Propofol decreases arterial blood pressure in a dose-dependent manner through a direct vasodilator effect [27, 28]. However, this effect may be reduced when propofol is combined with medetomidine, most likely because the vasoconstriction caused by medetomidine counteracts the propofol-induced vasodilatation [29, 30]. Some authors have suggested that TIVA with medetomidine–propofol is associated with adequate maintenance of cardiovascular function and a reduction in the dobutamine requirement in horses [31,32,33]. On the other hand, the combination of medetomidine and propofol CRI in a previous study resulted in an increase in MAP [18]. Inhalational anesthetics are potent dose-dependent depressors of cardiovascular function [34, 35]; therefore, the improved arterial blood pressure and lower dobutamine requirements observed when the medetomidine–propofol CRI was employed in this study may have been a consequence of the reduction in sevoflurane requirements. Nevertheless, we found no significant differences in the dobutamine requirements between horses given CRI of medetomidine (3.0 μg/kg/h) and propofol (3.0 mg/kg/h) and those given medetomidine (3.0 μg/kg/h) and propofol (6.0 mg/kg/h). Thus, small to moderate amounts of positively inotropic agents were needed during co-administration of medetomidine and propofol because the level of improvement of cardiovascular depression was moderate during maintenance. Additionally, use of the medetomidine–propofol CRI anesthetic protocol seemed to have a plateauing effect on dobutamine requirements, but further studies are needed with different doses of propofol to demonstrate this more clearly.
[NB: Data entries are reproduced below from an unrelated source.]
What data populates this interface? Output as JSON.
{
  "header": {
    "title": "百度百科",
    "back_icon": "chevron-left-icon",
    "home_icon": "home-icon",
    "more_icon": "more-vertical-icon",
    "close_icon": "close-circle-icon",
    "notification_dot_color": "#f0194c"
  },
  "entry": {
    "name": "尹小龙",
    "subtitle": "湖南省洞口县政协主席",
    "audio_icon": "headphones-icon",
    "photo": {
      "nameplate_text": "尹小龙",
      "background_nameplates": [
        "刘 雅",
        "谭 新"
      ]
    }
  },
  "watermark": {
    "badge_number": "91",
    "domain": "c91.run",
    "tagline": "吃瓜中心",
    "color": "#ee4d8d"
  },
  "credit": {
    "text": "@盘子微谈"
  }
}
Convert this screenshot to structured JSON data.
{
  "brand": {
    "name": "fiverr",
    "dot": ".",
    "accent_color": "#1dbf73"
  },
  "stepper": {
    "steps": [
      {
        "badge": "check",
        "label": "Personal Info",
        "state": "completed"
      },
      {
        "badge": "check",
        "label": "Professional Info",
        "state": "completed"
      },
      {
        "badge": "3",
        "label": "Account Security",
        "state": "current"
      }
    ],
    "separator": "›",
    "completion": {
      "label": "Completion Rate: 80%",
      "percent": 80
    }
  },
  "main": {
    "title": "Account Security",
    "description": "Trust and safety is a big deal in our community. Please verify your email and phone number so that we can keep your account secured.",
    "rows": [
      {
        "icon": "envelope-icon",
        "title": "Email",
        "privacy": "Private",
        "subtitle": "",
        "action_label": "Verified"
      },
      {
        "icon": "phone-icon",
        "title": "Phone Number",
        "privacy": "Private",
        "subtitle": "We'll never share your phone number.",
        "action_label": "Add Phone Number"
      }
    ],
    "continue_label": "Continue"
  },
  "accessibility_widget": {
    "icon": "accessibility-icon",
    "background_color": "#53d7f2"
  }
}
Good quality recovery from anesthesia is important in horses, as in other species, and it depends on a number of factors, including, but not limited to, the sedative and anesthetic drugs used, the duration of anesthesia, the degree of postoperative pain, the horse’s temperament, and any limitations to standing caused by surgery or anesthesia-induced myopathy or neuropathy [36, 37]. Both propofol and medetomidine have been associated with a good quality of recovery. In horses, propofol produces high-quality anesthetic recoveries that are smooth and calm in the attempt to stand [38, 39]. Alpha-2 adrenoceptor agonists administered at the end of anesthesia improve the quality of recovery in horses [40] and, when compared with lidocaine, medetomidine is considered to provide better recoveries following sevoflurane anesthesia [11]. We found here that propofol administered at a loading dose of 1.0 mg/kg followed by CRI at 3.0 mg/kg/h gave the best recovery quality. We were unable to find any previous studies in the available literature on the relationship between propofol plasma concentration and time to recovery from inhalation anesthesia. Boscan et al. noted that plasma propofol concentration appeared to be correlated with recovery quality and that better recoveries were associated with lower propofol plasma concentrations [24]. When our horses stood, their mean plasma propofol concentrations were approximately 0.4 μg/mL for horses given CRI of medetomidine (3.0 μg/kg/h) and propofol (3.0 mg/kg/h) and 0.7 μg/mL for those given medetomidine (3.0 μg/kg/h) and propofol (6.0 mg/kg/h). There were no significant differences in the number of attempts to stand or in recovery scores between the two infusion rates; however, the differences in plasma propofol concentrations after standing might have had a non-significant effect on recovery quality.

Conclusions

Compared with a CRI of medetomidine alone, CRIs of medetomidine and propofol reduced the sevoflurane requirement for surgical anesthesia as the propofol dose increased; additionally, it provided good maintenance of cardiovascular function. Specifically, CRI of medetomidine (3.0 μg/kg/h) and propofol (3.0 mg/kg/h) produced excellent recovery quality and could be an especially useful addition to sevoflurane anesthesia in Thoroughbred racehorses undergoing arthroscopic surgery.